Nesta tarde sonolenta e triste deste último sábado de julho, cercado por pesado silêncio, revia papéis no meu arquivo quando deparei com seu inspirado artigo "Quando a lua ainda existia..." publicado no "Norte Fluminense".

Inapelavelmente voltei aos primeiros anos de minha vida para reencontrar nossa Serra do Tardin.

Revi-me menino de oito anos diante de minha casa muito branca, que assumia um tênue e belo azul quando as águas da chuva lavavam suas paredes.

Cavalguei célere, pelos pastos de longos horizontes meu dócil corcel trotão, Ventania, ora pastoreando o gado, ora cumprindo tarefas domésticas até a venda do sr.
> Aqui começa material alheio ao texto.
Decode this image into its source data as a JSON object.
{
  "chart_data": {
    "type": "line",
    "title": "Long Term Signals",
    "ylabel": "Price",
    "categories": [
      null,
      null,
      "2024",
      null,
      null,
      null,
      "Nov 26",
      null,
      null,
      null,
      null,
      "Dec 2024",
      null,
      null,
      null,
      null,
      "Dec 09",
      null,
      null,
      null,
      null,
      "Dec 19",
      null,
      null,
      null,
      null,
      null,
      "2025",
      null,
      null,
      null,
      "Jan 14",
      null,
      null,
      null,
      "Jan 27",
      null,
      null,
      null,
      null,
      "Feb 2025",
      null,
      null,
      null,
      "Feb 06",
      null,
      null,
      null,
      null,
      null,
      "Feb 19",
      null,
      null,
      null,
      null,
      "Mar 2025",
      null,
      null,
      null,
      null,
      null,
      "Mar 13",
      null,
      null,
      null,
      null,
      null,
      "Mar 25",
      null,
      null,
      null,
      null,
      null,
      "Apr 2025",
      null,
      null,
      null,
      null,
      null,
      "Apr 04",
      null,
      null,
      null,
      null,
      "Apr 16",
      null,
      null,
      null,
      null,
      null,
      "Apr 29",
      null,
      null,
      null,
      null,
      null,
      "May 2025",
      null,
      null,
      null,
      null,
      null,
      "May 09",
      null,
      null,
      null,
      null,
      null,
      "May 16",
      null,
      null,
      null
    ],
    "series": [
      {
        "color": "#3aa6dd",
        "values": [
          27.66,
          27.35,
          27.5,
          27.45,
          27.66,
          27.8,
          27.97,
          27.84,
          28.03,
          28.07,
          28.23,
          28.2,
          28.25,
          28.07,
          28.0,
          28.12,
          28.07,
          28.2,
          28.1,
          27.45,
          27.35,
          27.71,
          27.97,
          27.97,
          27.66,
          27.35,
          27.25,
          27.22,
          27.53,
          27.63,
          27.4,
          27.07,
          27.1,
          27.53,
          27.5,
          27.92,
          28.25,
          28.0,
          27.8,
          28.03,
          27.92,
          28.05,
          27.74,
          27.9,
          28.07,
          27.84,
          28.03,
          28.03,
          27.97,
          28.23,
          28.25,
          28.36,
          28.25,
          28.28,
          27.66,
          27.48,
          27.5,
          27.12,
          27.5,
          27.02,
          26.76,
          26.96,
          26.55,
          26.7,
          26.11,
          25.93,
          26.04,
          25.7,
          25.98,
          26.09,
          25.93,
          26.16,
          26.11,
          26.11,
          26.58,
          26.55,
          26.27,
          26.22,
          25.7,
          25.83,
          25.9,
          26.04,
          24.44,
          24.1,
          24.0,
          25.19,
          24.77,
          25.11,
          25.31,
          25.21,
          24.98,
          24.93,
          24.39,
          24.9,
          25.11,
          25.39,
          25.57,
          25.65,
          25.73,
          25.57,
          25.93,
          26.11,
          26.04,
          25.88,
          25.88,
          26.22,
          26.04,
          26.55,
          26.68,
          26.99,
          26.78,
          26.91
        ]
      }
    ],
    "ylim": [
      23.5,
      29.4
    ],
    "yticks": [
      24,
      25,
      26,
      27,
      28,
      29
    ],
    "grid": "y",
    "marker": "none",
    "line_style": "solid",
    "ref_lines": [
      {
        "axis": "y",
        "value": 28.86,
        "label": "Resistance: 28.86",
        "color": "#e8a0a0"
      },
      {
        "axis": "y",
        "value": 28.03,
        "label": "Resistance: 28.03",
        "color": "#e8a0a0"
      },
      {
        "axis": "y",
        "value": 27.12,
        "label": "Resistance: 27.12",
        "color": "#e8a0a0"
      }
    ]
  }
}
Dão, no pé da Serra.

Revivi os banhos nas cachoeiras e açudes do nosso valão, o futebol do negro Fulô e as aventuras plenas de pureza e alegria, junto aos quase irmãos da família Furtado, filhos de Dona Eufrázia, santa mulher; e os bailes na escola pública da Cachoeira, ao som da velha sanfona, onde jamais pude vencer a timidez que me impediu de aproximar das meninas do nosso pequeno e imorredouro mundo juvenil.

Nossos lugares eram extraordinariamente belos e graças ao Senhor ainda ilumina as nossas noites.

Passado o enlevo da longínqua juventude, responsável pelo lirismo que nos encheu a alma de perfumes e cores, desçamos no presente.

Vale aqui reiterar minha calorosa felicitação por sues atuais artigos no "Norte Fluminense", como já o fizera por telefone. Lamento apenas que não tivesse obtido o registro de sua candidatura, posto que já cabalava bons votos na minha aldeia, que é numerosa, para o amigo. Perde Bom Jesus e perde o Brasil, neste período tão crítico de nosso legislativo, um parlamentar culto e competente, alicerçado em ilibado caráter.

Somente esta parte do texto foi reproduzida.